I'm training Tesseract on Windows for a new font and everything went pretty well until the
set_unicharset_properties command step:
set_unicharset_properties -U .\unicharset -O .\unicharset2 -F "C:\Windows\Fonts\Roman.tff" --script_dir='C:\Program Files (x86)\Tesseract-OCR\training'
Loaded unicharset of size 7 from file .\unicharset
Setting unichar properties
Other case c of C is not in unicharset
Other case f of F is not in unicharset
Setting script properties
Failed to load script unicharset from:C:\Program Files (x86)\Tesseract-OCR\training/Latin.unicharset
Warning: properties incomplete for index 3 = C
Warning: properties incomplete for index 4 = 0
Warning: properties incomplete for index 5 = 1
Warning: properties incomplete for index 6 = F
Writing unicharset to file .\unicharset2
I've verified that Latin.unicharset is in the right directory.
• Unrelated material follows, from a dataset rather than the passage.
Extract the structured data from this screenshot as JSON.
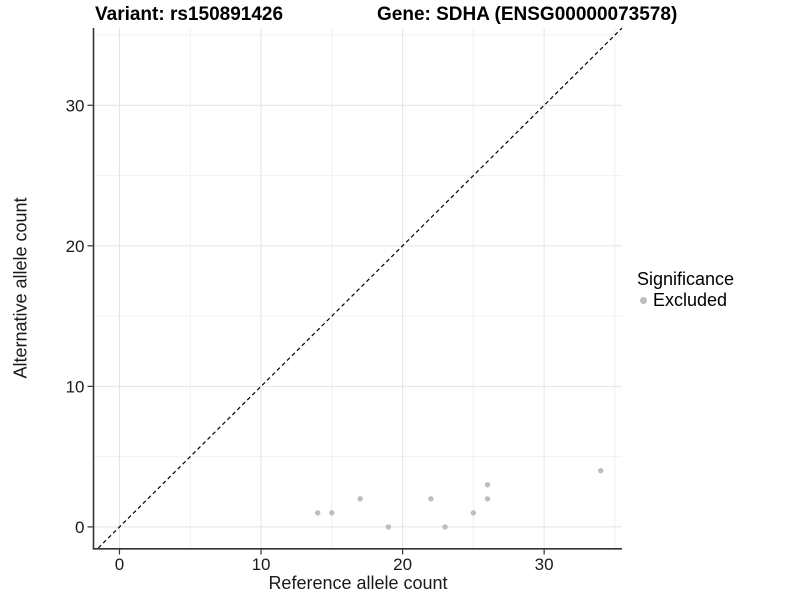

The problem (I'm pretty sure) is on the end of this line :
Failed to load script unicharset from:C:\Program Files (x86)\Tesseract-OCR\training/Latin.unicharset
The thing is that the training software adds a "/" instead of a "\".
I've looked on unicharset_training_utils.cpp, in the line 166, the "/" is added without taking care if the command is used on Windows or Linux.
Is there a solution for Windows to load Latin.unicharset even with this "/" ?
If not, what is the easiest solution ?
For information, my unicharset2 file looks like that :
7
NULL 0 Common 0
Joined 7 0,255,0,255,0,0,0,0,0,0 Latin 1 0 1 Joined # Joined [4a 6f 69 6e 65 64 ]a
|Broken|0|1 f 0,255,0,255,0,0,0,0,0,0 Common 2 10 2 |Broken|0|1 # Broken
C 5 0,255,0,255,0,0,0,0,0,0 Latin 3 0 3 C # C [43 ]A
0 8 0,255,0,255,0,0,0,0,0,0 Common 4 2 4 0 # 0 [30 ]0
...